We’ve been exploring a lot of Open Source software recently, and as you might expect, their documentation varies a lot.
Most companies are really interested in anything that can reduce their support load, but they don’t have 30 years of experience like we do… however we can’t write software so it seems fair that we give back some expertise!
You won’t put all of these items into a helpdesk article, but you should consider if your article needs each one. Want to see this in action? click here for an example article.
Remember- 1 hour spent writing documentation equals 10 hours doing support, according to a study I just made up.
State the Goal
This is a clear outline of what the reader can achieve if they follow the guide. It’s at the top so someone looking for a guide with a particular purpose can quickly skim this short summary.
Background (Optional)
You won’t always need a background, but for more complex projects you might want to include some extra info so that a user who isn’t an expert can grok what’s happening.
Requirements
This one is pretty self evident- you need to state the requirements of your procedure so users don’t get halfway through and find they are missing something important.
Summary of Steps (Optional)
If it’s a long article, you might want to include a list of the steps, for extra points make these links to skip directly to the bit a user needs
Instructions
This is where your actual article starts- it’s a long way down, isn’t it!
Each section has a numbered step and a sub heading describing what happens during this stage. You will include Text, Links, Pictures, Video as appropriate. If the step has commands that might be variable give 2 examples– one basic and one more complex.
- Language must be friendly and accessible
- Words must be used consistently- don’t use 2 words for the same thing unless you also add an explanation of why
- A picture really is worth a thousand words
- Big red arrows help too!
- Add captions to pics if the article is web accessible
- Have a template and use it
- Know your audience and pitch to their skill level or a bit below
- If your product is super complex, that’s an engineering problem. Make videos, and make your product easier to use!
- Copy the people who are best in class- Apple are particularly good with language
- Make a bold / coloured box / callout if there’s something important in a step- eg. in a recipe including cream, a warning to not boil the liquid
- Use empty space around an important concept to emphasise it- sometimes nothing means something
- Is there code, variables, etc. in a step? Did you explain where they come from? Where they go? How they work?

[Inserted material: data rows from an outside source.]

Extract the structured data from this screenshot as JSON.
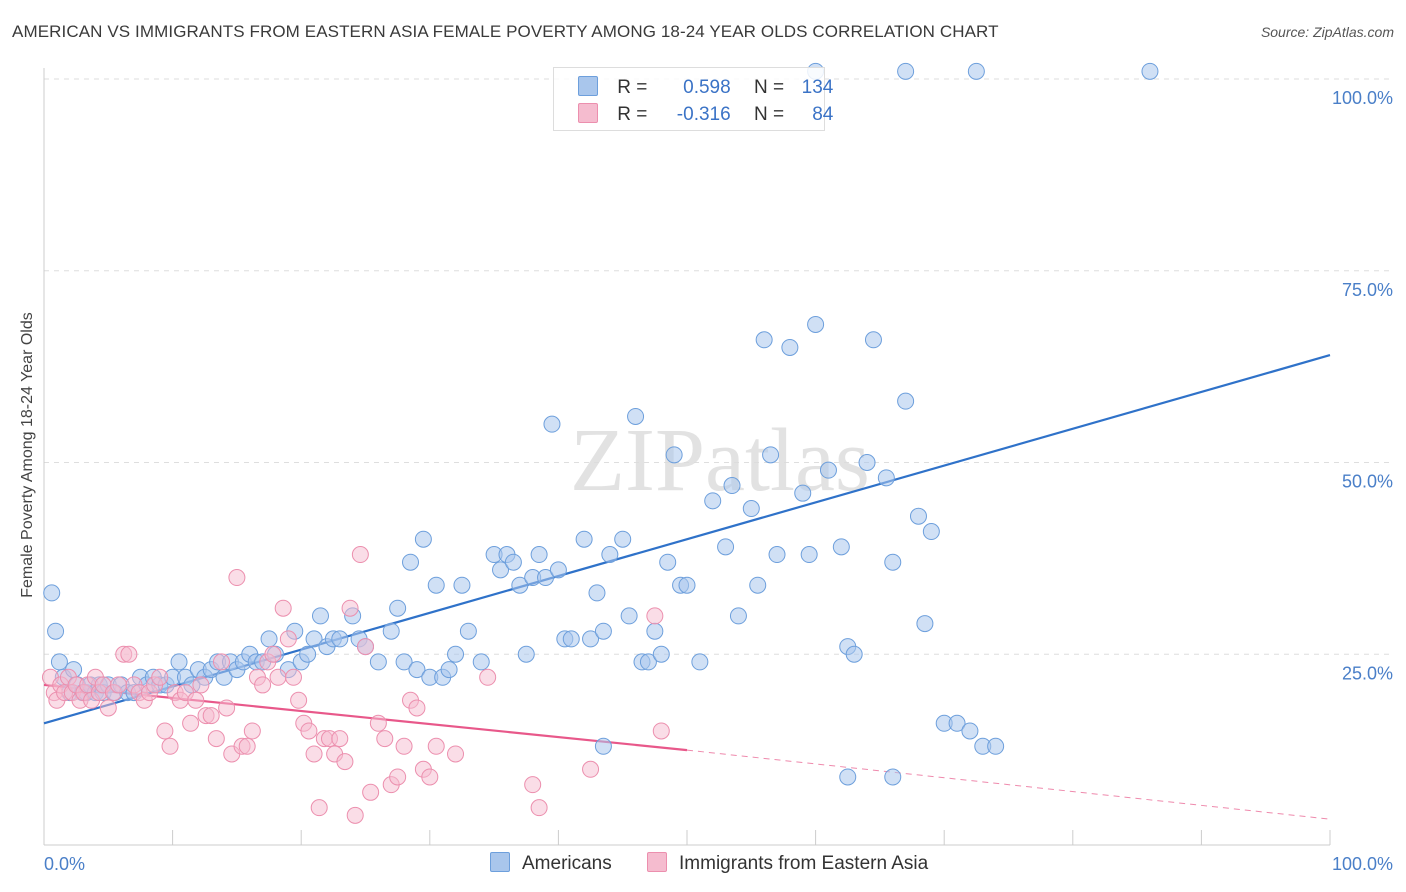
{
  "title": "AMERICAN VS IMMIGRANTS FROM EASTERN ASIA FEMALE POVERTY AMONG 18-24 YEAR OLDS CORRELATION CHART",
  "source": "Source: ZipAtlas.com",
  "watermark": "ZIPatlas",
  "colors": {
    "american": "#6d9fdc",
    "american_fill": "#a9c6ec",
    "american_line": "#2f72c9",
    "immigrant": "#ec8fae",
    "immigrant_fill": "#f5bccf",
    "immigrant_line": "#e8588a",
    "tick_text": "#4a7fc8"
  },
  "legend": {
    "r_label": "R =",
    "n_label": "N =",
    "rows": [
      {
        "r": "0.598",
        "n": "134"
      },
      {
        "r": "-0.316",
        "n": "84"
      }
    ]
  },
  "bottom_legend": [
    "Americans",
    "Immigrants from Eastern Asia"
  ],
  "chart_data": {
    "type": "scatter",
    "title": "AMERICAN VS IMMIGRANTS FROM EASTERN ASIA FEMALE POVERTY AMONG 18-24 YEAR OLDS CORRELATION CHART",
    "xlabel": "",
    "ylabel": "Female Poverty Among 18-24 Year Olds",
    "xlim": [
      0,
      100
    ],
    "ylim": [
      0,
      105
    ],
    "x_tick_labels": [
      "0.0%",
      "100.0%"
    ],
    "y_ticks": [
      25,
      50,
      75,
      100
    ],
    "y_tick_labels": [
      "25.0%",
      "50.0%",
      "75.0%",
      "100.0%"
    ],
    "grid": true,
    "legend_position": "top-center",
    "series": [
      {
        "name": "Americans",
        "r": 0.598,
        "n": 134,
        "trend": {
          "x": [
            0,
            100
          ],
          "y": [
            16,
            64
          ]
        },
        "points": [
          [
            0.6,
            33
          ],
          [
            0.9,
            28
          ],
          [
            1.2,
            24
          ],
          [
            1.5,
            22
          ],
          [
            2.0,
            20
          ],
          [
            2.3,
            23
          ],
          [
            2.6,
            21
          ],
          [
            3.0,
            20
          ],
          [
            3.3,
            20
          ],
          [
            3.6,
            21
          ],
          [
            4.0,
            20
          ],
          [
            4.3,
            21
          ],
          [
            4.6,
            20
          ],
          [
            5.0,
            21
          ],
          [
            5.5,
            20
          ],
          [
            6.0,
            21
          ],
          [
            6.5,
            20
          ],
          [
            7.0,
            20
          ],
          [
            7.5,
            22
          ],
          [
            8.0,
            21
          ],
          [
            8.5,
            22
          ],
          [
            9.0,
            21
          ],
          [
            9.5,
            21
          ],
          [
            10,
            22
          ],
          [
            10.5,
            24
          ],
          [
            11,
            22
          ],
          [
            11.5,
            21
          ],
          [
            12,
            23
          ],
          [
            12.5,
            22
          ],
          [
            13,
            23
          ],
          [
            13.5,
            24
          ],
          [
            14,
            22
          ],
          [
            14.5,
            24
          ],
          [
            15,
            23
          ],
          [
            15.5,
            24
          ],
          [
            16,
            25
          ],
          [
            16.5,
            24
          ],
          [
            17,
            24
          ],
          [
            17.5,
            27
          ],
          [
            18,
            25
          ],
          [
            19,
            23
          ],
          [
            19.5,
            28
          ],
          [
            20,
            24
          ],
          [
            20.5,
            25
          ],
          [
            21,
            27
          ],
          [
            21.5,
            30
          ],
          [
            22,
            26
          ],
          [
            22.5,
            27
          ],
          [
            23,
            27
          ],
          [
            24,
            30
          ],
          [
            24.5,
            27
          ],
          [
            25,
            26
          ],
          [
            26,
            24
          ],
          [
            27,
            28
          ],
          [
            27.5,
            31
          ],
          [
            28,
            24
          ],
          [
            28.5,
            37
          ],
          [
            29,
            23
          ],
          [
            29.5,
            40
          ],
          [
            30,
            22
          ],
          [
            30.5,
            34
          ],
          [
            31,
            22
          ],
          [
            31.5,
            23
          ],
          [
            32,
            25
          ],
          [
            32.5,
            34
          ],
          [
            33,
            28
          ],
          [
            34,
            24
          ],
          [
            35,
            38
          ],
          [
            35.5,
            36
          ],
          [
            36,
            38
          ],
          [
            36.5,
            37
          ],
          [
            37,
            34
          ],
          [
            37.5,
            25
          ],
          [
            38,
            35
          ],
          [
            38.5,
            38
          ],
          [
            39,
            35
          ],
          [
            39.5,
            55
          ],
          [
            40,
            36
          ],
          [
            40.5,
            27
          ],
          [
            41,
            27
          ],
          [
            42,
            40
          ],
          [
            42.5,
            27
          ],
          [
            43,
            33
          ],
          [
            43.5,
            28
          ],
          [
            44,
            38
          ],
          [
            45,
            40
          ],
          [
            45.5,
            30
          ],
          [
            46,
            56
          ],
          [
            46.5,
            24
          ],
          [
            47,
            24
          ],
          [
            47.5,
            28
          ],
          [
            48,
            25
          ],
          [
            48.5,
            37
          ],
          [
            49,
            51
          ],
          [
            49.5,
            34
          ],
          [
            50,
            34
          ],
          [
            51,
            24
          ],
          [
            52,
            45
          ],
          [
            53,
            39
          ],
          [
            53.5,
            47
          ],
          [
            54,
            30
          ],
          [
            55,
            44
          ],
          [
            55.5,
            34
          ],
          [
            56,
            66
          ],
          [
            56.5,
            51
          ],
          [
            57,
            38
          ],
          [
            58,
            65
          ],
          [
            59,
            46
          ],
          [
            59.5,
            38
          ],
          [
            60,
            68
          ],
          [
            61,
            49
          ],
          [
            62,
            39
          ],
          [
            62.5,
            26
          ],
          [
            63,
            25
          ],
          [
            64,
            50
          ],
          [
            64.5,
            66
          ],
          [
            65.5,
            48
          ],
          [
            66,
            37
          ],
          [
            67,
            58
          ],
          [
            68,
            43
          ],
          [
            68.5,
            29
          ],
          [
            69,
            41
          ],
          [
            70,
            16
          ],
          [
            71,
            16
          ],
          [
            72,
            15
          ],
          [
            73,
            13
          ],
          [
            60,
            101
          ],
          [
            67,
            101
          ],
          [
            72.5,
            101
          ],
          [
            86,
            101
          ],
          [
            43.5,
            13
          ],
          [
            62.5,
            9
          ],
          [
            66,
            9
          ],
          [
            74,
            13
          ]
        ]
      },
      {
        "name": "Immigrants from Eastern Asia",
        "r": -0.316,
        "n": 84,
        "trend": {
          "x": [
            0,
            50
          ],
          "y": [
            21,
            12.5
          ]
        },
        "trend_dashed": {
          "x": [
            50,
            100
          ],
          "y": [
            12.5,
            3.5
          ]
        },
        "points": [
          [
            0.5,
            22
          ],
          [
            0.8,
            20
          ],
          [
            1.0,
            19
          ],
          [
            1.3,
            21
          ],
          [
            1.6,
            20
          ],
          [
            1.9,
            22
          ],
          [
            2.2,
            20
          ],
          [
            2.5,
            21
          ],
          [
            2.8,
            19
          ],
          [
            3.1,
            20
          ],
          [
            3.4,
            21
          ],
          [
            3.7,
            19
          ],
          [
            4.0,
            22
          ],
          [
            4.3,
            20
          ],
          [
            4.6,
            21
          ],
          [
            5.0,
            18
          ],
          [
            5.4,
            20
          ],
          [
            5.8,
            21
          ],
          [
            6.2,
            25
          ],
          [
            6.6,
            25
          ],
          [
            7.0,
            21
          ],
          [
            7.4,
            20
          ],
          [
            7.8,
            19
          ],
          [
            8.2,
            20
          ],
          [
            8.6,
            21
          ],
          [
            9.0,
            22
          ],
          [
            9.4,
            15
          ],
          [
            9.8,
            13
          ],
          [
            10.2,
            20
          ],
          [
            10.6,
            19
          ],
          [
            11.0,
            20
          ],
          [
            11.4,
            16
          ],
          [
            11.8,
            19
          ],
          [
            12.2,
            21
          ],
          [
            12.6,
            17
          ],
          [
            13.0,
            17
          ],
          [
            13.4,
            14
          ],
          [
            13.8,
            24
          ],
          [
            14.2,
            18
          ],
          [
            14.6,
            12
          ],
          [
            15.0,
            35
          ],
          [
            15.4,
            13
          ],
          [
            15.8,
            13
          ],
          [
            16.2,
            15
          ],
          [
            16.6,
            22
          ],
          [
            17.0,
            21
          ],
          [
            17.4,
            24
          ],
          [
            17.8,
            25
          ],
          [
            18.2,
            22
          ],
          [
            18.6,
            31
          ],
          [
            19.0,
            27
          ],
          [
            19.4,
            22
          ],
          [
            19.8,
            19
          ],
          [
            20.2,
            16
          ],
          [
            20.6,
            15
          ],
          [
            21.0,
            12
          ],
          [
            21.4,
            5
          ],
          [
            21.8,
            14
          ],
          [
            22.2,
            14
          ],
          [
            22.6,
            12
          ],
          [
            23.0,
            14
          ],
          [
            23.4,
            11
          ],
          [
            23.8,
            31
          ],
          [
            24.2,
            4
          ],
          [
            24.6,
            38
          ],
          [
            25.0,
            26
          ],
          [
            25.4,
            7
          ],
          [
            26.0,
            16
          ],
          [
            26.5,
            14
          ],
          [
            27.0,
            8
          ],
          [
            27.5,
            9
          ],
          [
            28.0,
            13
          ],
          [
            28.5,
            19
          ],
          [
            29.0,
            18
          ],
          [
            29.5,
            10
          ],
          [
            30.0,
            9
          ],
          [
            32.0,
            12
          ],
          [
            34.5,
            22
          ],
          [
            38.0,
            8
          ],
          [
            38.5,
            5
          ],
          [
            42.5,
            10
          ],
          [
            47.5,
            30
          ],
          [
            48.0,
            15
          ],
          [
            30.5,
            13
          ]
        ]
      }
    ]
  }
}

- Don’t use outbound links if getting to the next step requires info from those links! Make the info explicit in your article
- Some assumed knowledge is ok! If your product has a Docker deployment method, you can assume the reader knows something about Docker- but make sure YOUR instructions make sense
- Don’t try to squash too many concepts, methods, etc. into a single article. Er, maybe this article should have been a book…
Other Methods (Optional)
There is often more than one way to achieve a particular task, example many Open Source projects are available as –
• Linux binaries
• macOS
• Windows apps
• SAAS or Cloud
• Docker / Kubernetes
A guide for installing each of these may have many of the same instructions- BUT your key goal is to help users, not making help docs impossible to follow. Forcing users to skip backwards and forwards is a recipe for disaster!

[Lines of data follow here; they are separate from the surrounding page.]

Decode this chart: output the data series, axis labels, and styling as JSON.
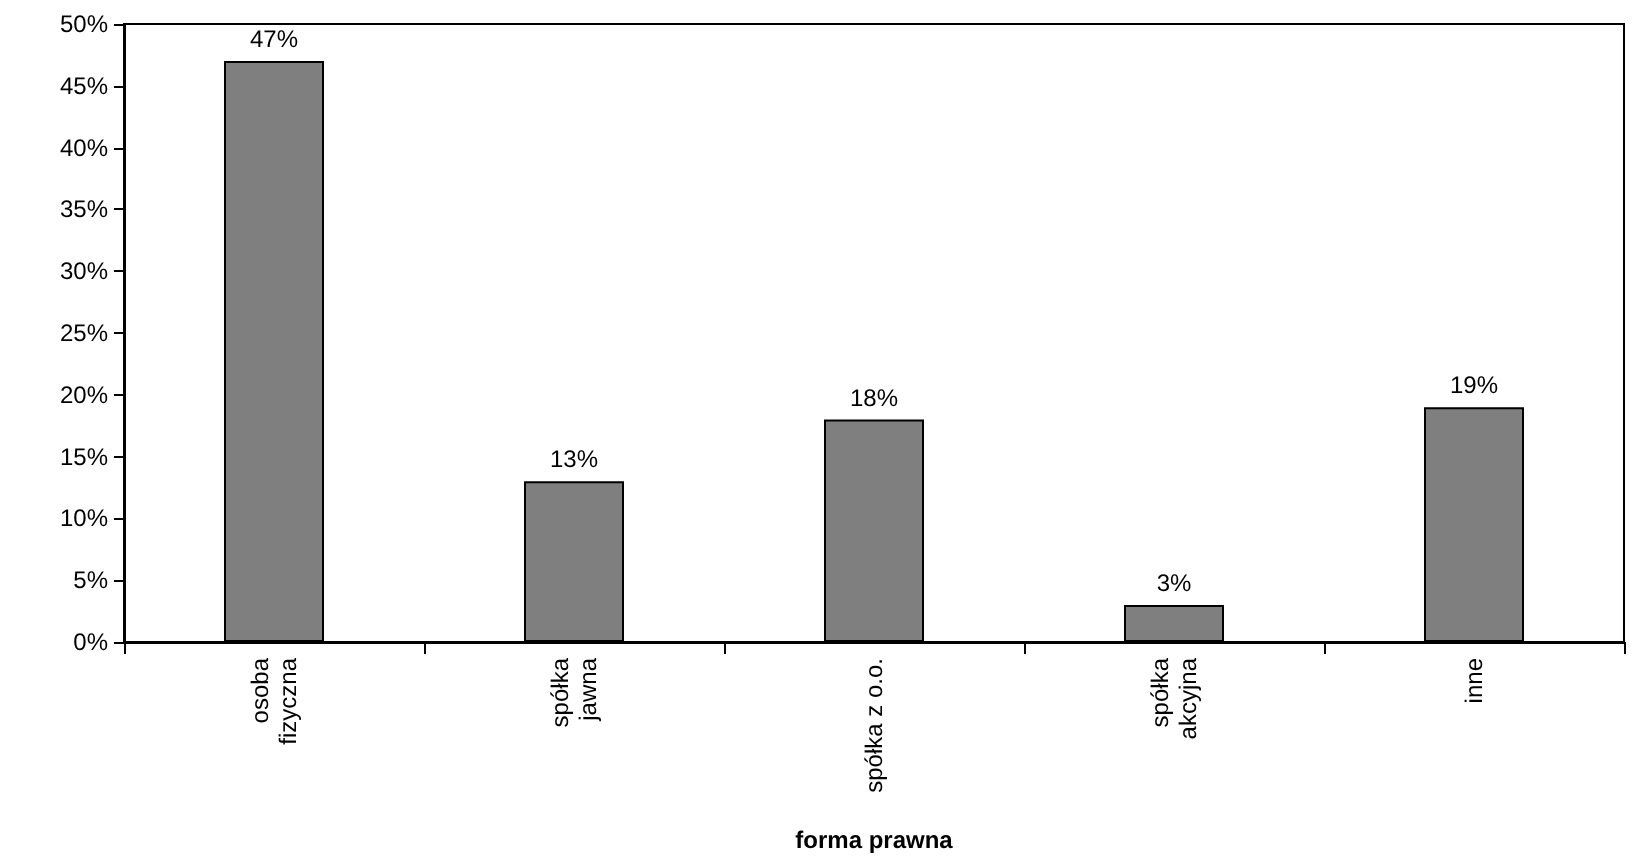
{
  "chart_data": {
    "type": "bar",
    "xlabel": "forma prawna",
    "categories": [
      "osoba fizyczna",
      "spółka jawna",
      "spółka z o.o.",
      "spółka akcyjna",
      "inne"
    ],
    "values": [
      47,
      13,
      18,
      3,
      19
    ],
    "value_labels": [
      "47%",
      "13%",
      "18%",
      "3%",
      "19%"
    ],
    "color": "#7f7f7f",
    "ylim": [
      0,
      50
    ],
    "yticks": [
      {
        "value": 0,
        "label": "0%"
      },
      {
        "value": 5,
        "label": "5%"
      },
      {
        "value": 10,
        "label": "10%"
      },
      {
        "value": 15,
        "label": "15%"
      },
      {
        "value": 20,
        "label": "20%"
      },
      {
        "value": 25,
        "label": "25%"
      },
      {
        "value": 30,
        "label": "30%"
      },
      {
        "value": 35,
        "label": "35%"
      },
      {
        "value": 40,
        "label": "40%"
      },
      {
        "value": 45,
        "label": "45%"
      },
      {
        "value": 50,
        "label": "50%"
      }
    ],
    "grid": false
  }
}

You can accept that each install method needs it’s own article, or you can combine them and hope- but you MUST check the article for each method to ensure that it can be easily followed, and if there are subsequent articles, that there isn’t any missing information between the end of one and the start of another.
Your instructions aren’t finished unless the product is working!
If you got an engineer to write the instructions, they are famous for not quite finishing the docs because they never wanted to write them in the first place- check they are complete.
Is it hard to follow the exact method for a particular install type? Make it a separate article- if you suddenly have hundreds or thousands of users, it’s much easier to fix an article than to deal with the support load of hundreds of people who can’t follow the article.
Remember- constantly going back to your ‘single source of truth’ to add addenda or warnings to suit a specific group of people will mess up your templates and eventually become unreadable!
Testing & Troubleshooting
You should provide a test for each step, but if that’s not possible add a testing and troubleshooting section at the bottom.
Add in a list of common problems and their respective solutions, and for tests include the failure codes as well as the success codes.
Does your test require extra skills or tools? Then it’s a bad test, and you should be allocating resources to fixing that.
Is there an external method for checking readiness? That should be inside your product!
How to Get Support
The goal of every tech support article is to allow users to get back to work ASAP if they have an issue, or to make it easy to do something new.
You are empowering them by passing on your skills in the hope that they don’t need direct attention- because that’s going to cost someone money or sanity.
If you want to maximise both of these things, your documentation needs to be clear, succinct, easy to read and follow.
But you also need to respect the fact that some people won’t read it, no matter how good it is. For those people, you need to cover the whole thing with a Policy. But that’s out of scope for this article- don’t take too much space telling your life story!
Clearly state what the next steps are if there are issues- Slack, Discord, Github, Helpdesk, and er, smoke signals.
Legal (Optional)
Bah, I only fix computer problems- give the human problems to legal. You’ll probably be required to have some disclaimers at the bottom, but these are baked into your platform, right?